Typical Applications
In television studios, blue or green screens may back news-readers to allow the compositing of stories behind them, before being switched to full-screen display. In other cases, presenters may be completely within compositing backgrounds that are replaced with entire “virtual sets” executed in computer graphics programs. In sophisticated installations, subjects, cameras, or both can move about freely while the computer-generated imagery (CGI) environment changes in real time to maintain correct relationships between the camera angles, subjects, and virtual “backgrounds.”

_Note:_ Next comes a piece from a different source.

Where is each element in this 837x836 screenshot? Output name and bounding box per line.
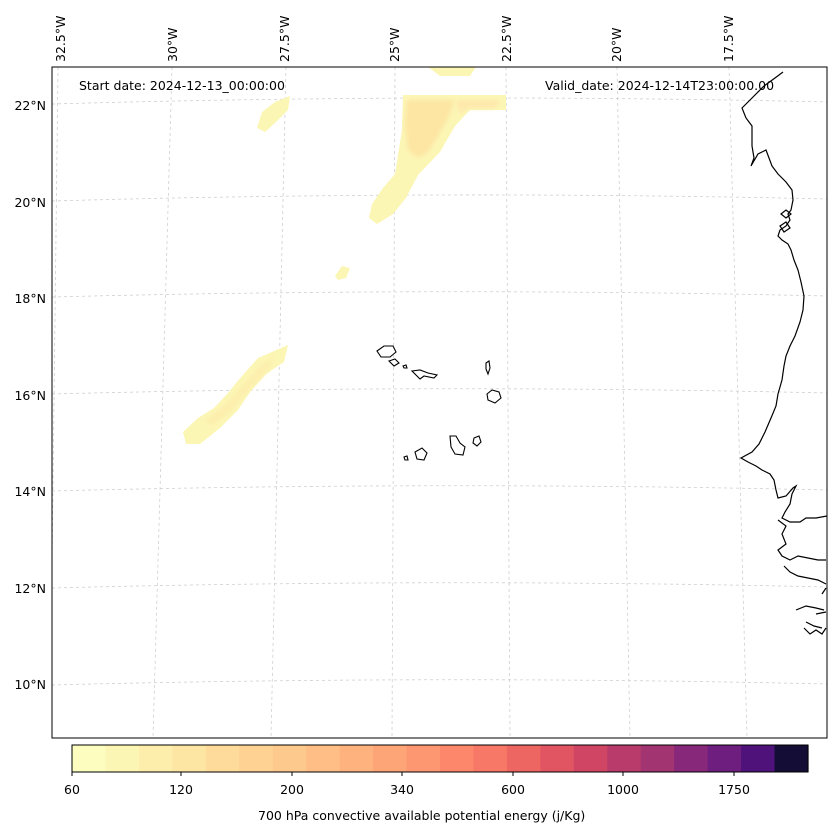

Virtual sets are also used in motion pictures filmmaking, some of which are photographed entirely in blue or green screen environments; as for example in Sky Captain and the World of Tomorrow. More commonly, composited backgrounds are combined with sets – both full-size and models – and vehicles, furniture, and other physical objects that enhance the “reality” of the composited visuals. “Sets” of almost unlimited size can be created digitally because compositing software can take the blue or green color at the edges of a backing screen and extend it to fill the rest of the frame outside it. That way, subjects recorded in modest areas can be placed in large virtual vistas. Most common of all, perhaps, are set extensions: digital additions to actual performing environments. In the film, Gladiator, for example, the arena and first tier seats of the Roman Colosseum were actually built, while the upper galleries (complete with moving spectators) were computer graphics, composited onto the image above the physical set. For motion pictures originally recorded on film, high-quality video conversions called “digital intermediates” are created to enable compositing and the other operations of computerized post production. Digital compositing is a form of matting, one of four basic compositing methods. The others are physical compositing, multiple exposure, and background projection.